Calls for ceasefire are far from universal. Rabbi Stuart Weinblatt, who leads the Zionist Rabbinic Coalition and is the rabbi of the Conservative Congregation B’nai Tzedek in Potomac, Maryland, was on a mission to Israel with 20 of his congregants, where they heard from Israelis who exhorted them to fight the “fake news” smearing Israel’s conduct in the war, when the World Central Kitchen strikes took place.
Weinblatt praised Israel’s changes in response to having killed the aid workers and said he and his congregants back its war aims. “Israel needs to continue its job until it defeats Hamas,” he said.
“I have a congregation that is sophisticated and knowledgeable enough to know that this attack [on World Central Kitchen’s convoy], unfortunate as it is, is an aberration and not indicative of normal procedures,” he said. “They’re concerned that people come away with the wrong impression about Israel, but they understand that this is not who Israel is. and as a result remain committed to being supportive of Israel.”
Angst over the duration and humanitarian cost of Israel’s war appears less pronounced among Orthodox communities, including their rabbis, which tend to be more politically conservative, skew to the right of non-Orthodox communities on Israel issues and generally support the war effort. Some Orthodox rabbis have spoken out in recent days to express distress over the pressure that Israel is facing from the United States.
Efrem Goldberg, senior rabbi of the Boca Raton Synagogue in Florida, wrote on Facebook that he believed the Biden administration was wrong to demand changes from Israel following the World Central Kitchen killings.
“If you or your loved one were held hostage, wouldn’t you want and expect your President to make ultimatums to those torturing you, not those fighting for your release?!” he wrote.
Rabbi Asher Lopatin, who leads Kehillat Etz Chayim of Detroit and also works at the Jewish Federation of Greater Ann Arbor, also wrote on Facebook that he was distressed by the Biden administration’s declining patience with Israel’s war effort. He also said he remained confident not only in the virtue of the war but in how Israel is fighting it.

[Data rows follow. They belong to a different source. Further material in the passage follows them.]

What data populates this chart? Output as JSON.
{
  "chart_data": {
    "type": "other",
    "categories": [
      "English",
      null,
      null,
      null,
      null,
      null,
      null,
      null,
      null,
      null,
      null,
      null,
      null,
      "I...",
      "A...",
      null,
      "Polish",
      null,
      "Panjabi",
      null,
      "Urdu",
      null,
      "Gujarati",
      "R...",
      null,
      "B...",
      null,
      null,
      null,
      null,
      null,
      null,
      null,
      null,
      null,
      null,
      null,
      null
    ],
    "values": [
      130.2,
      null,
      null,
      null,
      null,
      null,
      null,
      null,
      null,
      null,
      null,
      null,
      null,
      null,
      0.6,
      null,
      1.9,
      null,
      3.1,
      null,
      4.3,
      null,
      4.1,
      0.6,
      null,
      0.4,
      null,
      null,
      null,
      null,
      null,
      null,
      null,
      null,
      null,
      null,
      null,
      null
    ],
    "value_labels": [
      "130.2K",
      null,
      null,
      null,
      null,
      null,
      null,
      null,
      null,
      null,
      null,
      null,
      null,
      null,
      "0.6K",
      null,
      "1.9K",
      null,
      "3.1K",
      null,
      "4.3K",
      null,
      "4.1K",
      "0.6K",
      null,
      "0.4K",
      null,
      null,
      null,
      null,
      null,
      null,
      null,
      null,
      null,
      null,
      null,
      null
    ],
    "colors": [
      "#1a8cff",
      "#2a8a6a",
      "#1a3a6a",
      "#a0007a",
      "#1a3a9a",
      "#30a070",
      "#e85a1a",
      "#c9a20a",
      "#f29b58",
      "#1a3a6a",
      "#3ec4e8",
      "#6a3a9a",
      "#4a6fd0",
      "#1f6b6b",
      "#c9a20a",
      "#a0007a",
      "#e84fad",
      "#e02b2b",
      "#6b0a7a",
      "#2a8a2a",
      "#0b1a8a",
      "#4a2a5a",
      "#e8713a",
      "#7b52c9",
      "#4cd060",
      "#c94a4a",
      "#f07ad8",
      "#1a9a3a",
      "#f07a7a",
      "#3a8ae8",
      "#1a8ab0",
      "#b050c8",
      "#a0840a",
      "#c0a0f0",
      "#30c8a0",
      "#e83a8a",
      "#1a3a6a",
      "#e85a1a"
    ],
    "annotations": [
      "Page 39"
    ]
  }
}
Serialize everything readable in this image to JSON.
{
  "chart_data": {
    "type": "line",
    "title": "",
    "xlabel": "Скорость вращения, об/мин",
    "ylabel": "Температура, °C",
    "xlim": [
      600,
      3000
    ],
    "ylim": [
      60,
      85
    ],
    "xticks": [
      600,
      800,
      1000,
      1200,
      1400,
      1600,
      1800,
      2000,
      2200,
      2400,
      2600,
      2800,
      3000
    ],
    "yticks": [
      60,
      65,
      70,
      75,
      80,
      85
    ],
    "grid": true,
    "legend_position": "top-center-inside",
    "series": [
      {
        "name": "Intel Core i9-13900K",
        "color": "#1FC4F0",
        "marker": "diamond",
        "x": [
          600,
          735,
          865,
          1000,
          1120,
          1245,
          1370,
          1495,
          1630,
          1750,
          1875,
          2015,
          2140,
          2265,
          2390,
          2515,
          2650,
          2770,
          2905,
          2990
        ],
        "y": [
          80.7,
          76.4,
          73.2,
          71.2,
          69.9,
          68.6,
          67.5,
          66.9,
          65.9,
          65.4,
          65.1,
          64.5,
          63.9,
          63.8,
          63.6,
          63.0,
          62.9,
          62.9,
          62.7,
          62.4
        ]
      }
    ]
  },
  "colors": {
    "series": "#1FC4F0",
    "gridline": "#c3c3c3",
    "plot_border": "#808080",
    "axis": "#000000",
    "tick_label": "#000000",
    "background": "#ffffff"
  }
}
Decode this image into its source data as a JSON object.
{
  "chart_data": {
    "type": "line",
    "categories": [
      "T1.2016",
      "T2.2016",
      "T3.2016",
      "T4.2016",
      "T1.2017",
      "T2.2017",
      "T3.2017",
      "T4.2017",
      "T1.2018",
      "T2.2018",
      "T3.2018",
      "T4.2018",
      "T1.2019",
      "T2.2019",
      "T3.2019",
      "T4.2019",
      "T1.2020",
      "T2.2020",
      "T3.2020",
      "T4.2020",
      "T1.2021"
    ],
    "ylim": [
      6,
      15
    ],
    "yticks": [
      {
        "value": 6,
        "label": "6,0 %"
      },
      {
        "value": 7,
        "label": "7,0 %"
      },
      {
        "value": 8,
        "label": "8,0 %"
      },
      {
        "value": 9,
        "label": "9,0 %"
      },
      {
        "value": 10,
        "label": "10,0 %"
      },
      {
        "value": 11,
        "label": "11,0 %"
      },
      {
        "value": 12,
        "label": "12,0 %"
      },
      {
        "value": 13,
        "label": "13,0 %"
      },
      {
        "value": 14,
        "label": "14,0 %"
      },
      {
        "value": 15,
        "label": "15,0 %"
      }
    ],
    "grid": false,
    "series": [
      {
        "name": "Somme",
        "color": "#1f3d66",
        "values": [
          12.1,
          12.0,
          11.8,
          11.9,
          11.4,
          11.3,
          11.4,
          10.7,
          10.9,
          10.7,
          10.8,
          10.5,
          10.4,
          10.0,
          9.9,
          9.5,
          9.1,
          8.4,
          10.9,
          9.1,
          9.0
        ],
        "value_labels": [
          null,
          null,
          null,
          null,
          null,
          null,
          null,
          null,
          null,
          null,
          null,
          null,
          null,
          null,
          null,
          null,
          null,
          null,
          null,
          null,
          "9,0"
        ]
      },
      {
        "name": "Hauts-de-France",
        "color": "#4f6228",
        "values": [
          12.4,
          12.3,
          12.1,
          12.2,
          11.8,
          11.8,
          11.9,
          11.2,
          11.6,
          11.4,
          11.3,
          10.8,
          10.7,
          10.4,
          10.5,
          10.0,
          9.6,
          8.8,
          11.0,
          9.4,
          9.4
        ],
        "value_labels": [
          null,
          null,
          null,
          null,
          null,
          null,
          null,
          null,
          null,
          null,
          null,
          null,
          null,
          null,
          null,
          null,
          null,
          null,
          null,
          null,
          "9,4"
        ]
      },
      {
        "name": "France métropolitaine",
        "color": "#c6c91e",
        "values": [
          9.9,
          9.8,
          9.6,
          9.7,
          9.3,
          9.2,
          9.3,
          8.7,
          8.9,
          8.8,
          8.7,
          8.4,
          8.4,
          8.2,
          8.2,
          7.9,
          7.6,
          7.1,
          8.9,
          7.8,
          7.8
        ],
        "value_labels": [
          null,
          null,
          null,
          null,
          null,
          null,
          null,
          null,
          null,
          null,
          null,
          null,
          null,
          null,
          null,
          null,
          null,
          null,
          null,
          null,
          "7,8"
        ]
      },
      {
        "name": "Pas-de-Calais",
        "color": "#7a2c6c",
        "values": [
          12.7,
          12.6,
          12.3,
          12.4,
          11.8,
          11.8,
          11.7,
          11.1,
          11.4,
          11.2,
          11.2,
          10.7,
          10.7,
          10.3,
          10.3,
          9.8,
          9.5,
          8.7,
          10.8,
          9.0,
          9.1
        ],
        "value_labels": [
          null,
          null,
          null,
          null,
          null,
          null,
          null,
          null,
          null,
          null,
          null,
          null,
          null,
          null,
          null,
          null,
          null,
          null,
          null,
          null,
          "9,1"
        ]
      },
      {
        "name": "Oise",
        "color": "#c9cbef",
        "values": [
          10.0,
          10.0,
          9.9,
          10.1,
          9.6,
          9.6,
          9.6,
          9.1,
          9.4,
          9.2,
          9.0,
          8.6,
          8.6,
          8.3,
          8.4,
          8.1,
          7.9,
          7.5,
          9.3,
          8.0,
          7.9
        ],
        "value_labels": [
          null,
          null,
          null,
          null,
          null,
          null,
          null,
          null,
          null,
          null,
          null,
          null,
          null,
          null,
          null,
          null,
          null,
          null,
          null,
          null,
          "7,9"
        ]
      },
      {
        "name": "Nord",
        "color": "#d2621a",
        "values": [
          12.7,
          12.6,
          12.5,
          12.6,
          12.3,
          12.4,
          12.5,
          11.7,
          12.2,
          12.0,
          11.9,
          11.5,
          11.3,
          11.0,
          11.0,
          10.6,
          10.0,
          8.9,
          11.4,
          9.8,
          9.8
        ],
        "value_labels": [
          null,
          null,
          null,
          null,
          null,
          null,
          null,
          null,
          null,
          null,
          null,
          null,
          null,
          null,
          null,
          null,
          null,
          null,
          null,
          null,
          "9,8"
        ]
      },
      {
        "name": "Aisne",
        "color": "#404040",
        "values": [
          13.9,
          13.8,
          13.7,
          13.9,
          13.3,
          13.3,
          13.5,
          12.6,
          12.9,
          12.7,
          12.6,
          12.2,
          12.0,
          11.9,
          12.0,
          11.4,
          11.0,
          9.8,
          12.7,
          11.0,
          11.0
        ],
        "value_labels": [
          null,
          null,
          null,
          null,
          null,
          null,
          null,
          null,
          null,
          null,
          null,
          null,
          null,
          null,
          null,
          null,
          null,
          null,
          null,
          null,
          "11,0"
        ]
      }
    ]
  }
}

“As we sadly know from the recent tragic death of seven humanitarian aid workers (and the preliminary Israeli investigation), not every soldier is perfect,” Lopatin wrote on Facebook. “Yet I deeply believe, with all the evidence, that the IDF is the most moral army in the world.”
The idea that the war is causing Israel to become a pariah state — or perhaps has already made it so — has troubled rabbis across denominations and ideologies. Rabbi Barat Ellman, a professor of religion at Fordham University and advocate for a ceasefire, said such a reality is “very scary for Israelis and it’s very scary for Jews.”
Katz believes global antagonism toward Israel made that scenario inevitable.
“Israel already is a pariah state. I’m not sure that this is going to change things. It’s been horrible to watch as Israel has lost world opinion,” he said. “I knew that this was going to happen the minute that Oct. 7 happened. And this [the strike on aid workers] sped things up a little bit, but it was going to get there no matter what, unfortunately.”
Kalmanofsky said he hasn’t yet given up on the war. “Israel has to pursue its war aims with urgency and it should pursue its humanitarian aims with comparable urgency,” he said. And like the vast majority of American synagogues, his congregation recites a prayer for Israel. But he adds something of his own as well.
“I never let a week pass without also mentioning the suffering of the Palestinians,” he said. “We don’t recite a formal tefillah [prayer], but I never let a Saturday pass without also raising that.”